Indeed, one of the reasons the Supreme Court ended up entertaining the challenge to the individual mandate is that the Utah Legislature passed a bill two weeks before Obamacare was enacted exempting the state from its implementation. Utah Governor Gary Herbert signed that bill into law a day before President Obama signed the federal bill, which gave the state standing in federal court to challenge its constitutionality — standing extended to the 25 other states also in opposition.

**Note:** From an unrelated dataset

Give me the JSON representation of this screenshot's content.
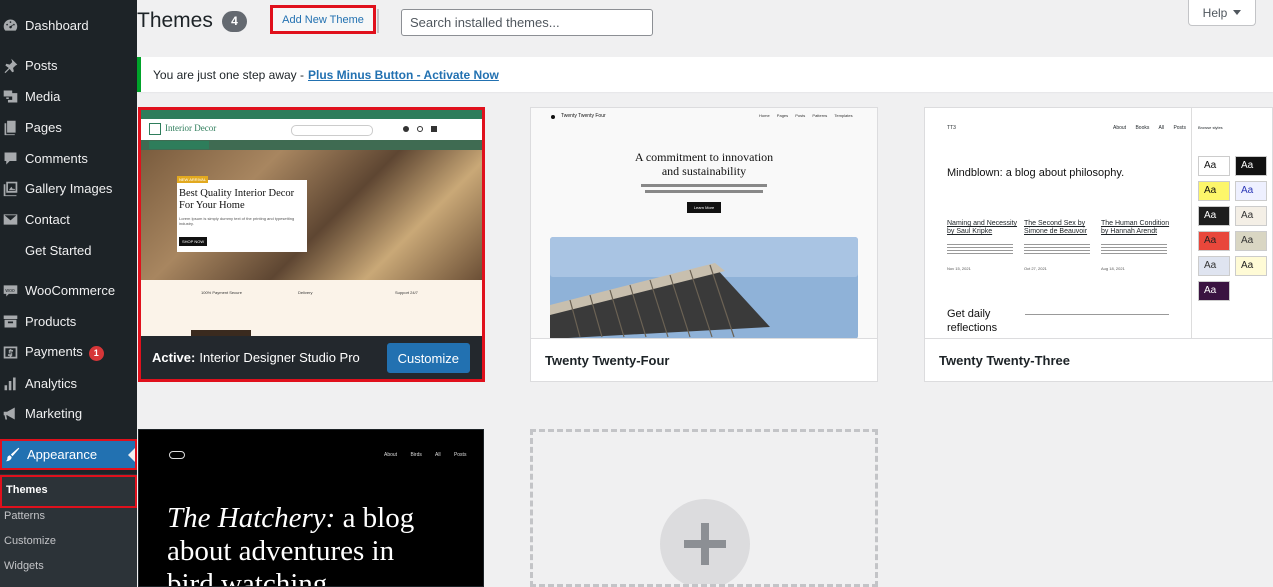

Hoping that a few lawyers-turned-judges will uphold the Constitution is an exercise in futility and misplaced priorities. While it does occur from time to time, the Supreme Court tends to enable the federal government’s usurpation of powers. A ruling in favor of the individual mandate would help spark a strong resurgence of interposition and nullification by the states, which are much better equipped to provide a check against the federal government’s unconstitutional actions.
Spencer Roane, a Virginia judge who would have been appointed chief justice of the Supreme Court by Thomas Jefferson had John Adams not chosen John Marshall in the final hours of his presidency, once observed that “the Supreme Court may be a perfectly impartial tribunal to decide between two states, but cannot be considered in that point of view when the contest lies between the United States and one of its members.”
He was right. The individuals and states challenging the constitutionality of any law, including the Patient Protection and Affordable Care Act, should consider this implicit conflict of interest and encourage the states to fulfill the role of constitutional arbiters that many of the nation’s founders envisioned them fulfilling.
Jefferson once argued that government officials should be bound down from mischief by the chains of the Constitution. Some believe that a few judges, as part of the federal government, can adequately bind the legislators and bureaucrats within that same government. This is horribly misguided: questions of constitutionality should ultimately be decided by the many, not the few.